Seringkali terdengar di telinga kita pertanyaan-pertanyaan seperti ini: Apakah Jawa bisa menyatu dengan Islam? Atau sebalikmya, bukankah Islam dan Jawa adalah dua unsur yang berbeda, di mana Islam adalah agama, sedangkan Jawa adalah salah satu kebudayaan yang di Nusantara.
Begitu banyak orang yang menyangsikan akan validitas dan rasionalitas relasi antara Islam dan Jawa. Berangkat dari hal tersebut, maka penulis mencoba memberikan penjelasan singkat bagaimana agama dan budaya tidak dapat dipisahkan. Semoga artikel ini mampu menjawab segelintir pertanyaan yang sering terngiang tersebut, utamanya orang yang sedang lagi mendalami agama, pun kebudayaan Jawa.
Sebelum berbicara mengenai dua hal tersebut, alangkah baiknya apabila kita mengetahui dulu bagaimana kosmologi (read: asal usul) akan munculnya kedua hal yang akan kita bahas. Islam, salah satu agama samawi (agama langit) dibawa oleh seorang nabi bernama Muhammad yang diturunkan oleh Allah melalui perantara malaikat Jibril. Sedangkan, kosmologi Jawa belum bisa dipastikan.
Dalam buku Falsafah Hidup Jawa, Prof Dr Suwardi Endraswara mengatakan, sebagian orang Jawa masih mempercayai bahwa dirinya juga keturunan Nabi Adam, Pertama, melalui orang Timur Tengah yang mengembara sampai ke Jawa. Kedua, melalui para dewa dari wilayah Hindustan. Ketiga, dari seorang pengembara yang gemar keliling dunia, seperti halnya Marcopolo. Ketiga asal-usul tersebut sama-sama logis dan menduduki peran penting dalam kehidupan orang Jawa. Ini menunjukkan bahwa ada nenek moyang Jawa pun terjadi sinkretis antara Hindu, Jawa, dan Islam Jawa yang amat halus.
Ada beberapa teori sebagai refrensi tentang kapan tepatnya Islam masuk ke Jawa. Pertama, teori Gujarat yang mengatakan bahwa Islam masuk ke Nusantara pada sekitar abad ke-13 M. Kedua, teori Makkah yang mengatakan bahwa Islam masuk ke Nusantara langsung dari pedagang Timur Tengah melalui jasa para pedagang Arab muslim pada sekitar abad ke-7 M. Ketiga, teori Persia yang mengatakan bahwa Islam di Nusantara dibawa oleh para pedagang asal Persia yang sempat singgah ke Gujarat sebelum akhirnya memasuki Nusantara pada abad ke-13 M.

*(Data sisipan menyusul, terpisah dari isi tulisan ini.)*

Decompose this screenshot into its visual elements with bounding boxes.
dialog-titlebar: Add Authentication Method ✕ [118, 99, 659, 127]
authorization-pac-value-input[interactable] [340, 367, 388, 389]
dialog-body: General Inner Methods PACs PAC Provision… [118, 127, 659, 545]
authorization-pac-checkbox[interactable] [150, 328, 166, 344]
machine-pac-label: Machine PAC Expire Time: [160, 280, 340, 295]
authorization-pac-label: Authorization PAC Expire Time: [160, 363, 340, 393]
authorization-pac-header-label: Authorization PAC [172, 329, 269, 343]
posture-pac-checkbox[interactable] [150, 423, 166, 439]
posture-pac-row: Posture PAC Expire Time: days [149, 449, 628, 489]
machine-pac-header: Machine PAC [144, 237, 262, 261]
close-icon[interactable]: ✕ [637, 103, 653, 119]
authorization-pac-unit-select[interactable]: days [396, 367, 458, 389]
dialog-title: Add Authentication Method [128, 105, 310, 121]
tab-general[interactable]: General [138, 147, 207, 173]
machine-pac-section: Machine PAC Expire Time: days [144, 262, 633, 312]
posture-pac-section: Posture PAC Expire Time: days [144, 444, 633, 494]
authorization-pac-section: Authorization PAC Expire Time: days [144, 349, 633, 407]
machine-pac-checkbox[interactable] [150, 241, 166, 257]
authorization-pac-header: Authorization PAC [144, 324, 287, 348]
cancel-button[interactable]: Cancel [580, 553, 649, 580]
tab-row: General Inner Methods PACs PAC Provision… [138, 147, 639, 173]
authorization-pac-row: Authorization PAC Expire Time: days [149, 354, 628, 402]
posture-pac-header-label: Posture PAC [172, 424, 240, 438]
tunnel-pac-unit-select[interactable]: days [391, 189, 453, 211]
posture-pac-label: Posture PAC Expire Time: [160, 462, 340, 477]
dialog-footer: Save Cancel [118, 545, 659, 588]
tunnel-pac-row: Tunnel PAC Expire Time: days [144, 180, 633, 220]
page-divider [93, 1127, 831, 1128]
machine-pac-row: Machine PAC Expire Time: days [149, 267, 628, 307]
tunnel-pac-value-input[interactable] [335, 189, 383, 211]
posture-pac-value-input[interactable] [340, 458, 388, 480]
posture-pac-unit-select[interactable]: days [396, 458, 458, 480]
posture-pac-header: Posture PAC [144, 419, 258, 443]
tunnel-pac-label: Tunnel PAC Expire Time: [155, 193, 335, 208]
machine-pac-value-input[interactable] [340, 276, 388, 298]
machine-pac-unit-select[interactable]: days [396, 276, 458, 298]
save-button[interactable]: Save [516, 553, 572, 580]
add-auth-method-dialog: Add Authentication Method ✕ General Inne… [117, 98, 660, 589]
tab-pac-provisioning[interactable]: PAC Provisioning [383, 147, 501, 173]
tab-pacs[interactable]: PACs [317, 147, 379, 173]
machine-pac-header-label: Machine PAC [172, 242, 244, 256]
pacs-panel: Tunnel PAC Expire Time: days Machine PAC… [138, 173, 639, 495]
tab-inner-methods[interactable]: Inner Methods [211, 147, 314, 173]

Itulah beberapa teori yang disampaikan oleh sejarawan. Sementara itu, menurut cerita turun- temurun, masyarakat Jawa lebih memercayai bahwa Islam masuk ke Nusantara dibawa oleh seorang ulama bernama Syeikh Muhammad al-Bakir yang kemudian terkenal dengan nama Syeikh Subakir.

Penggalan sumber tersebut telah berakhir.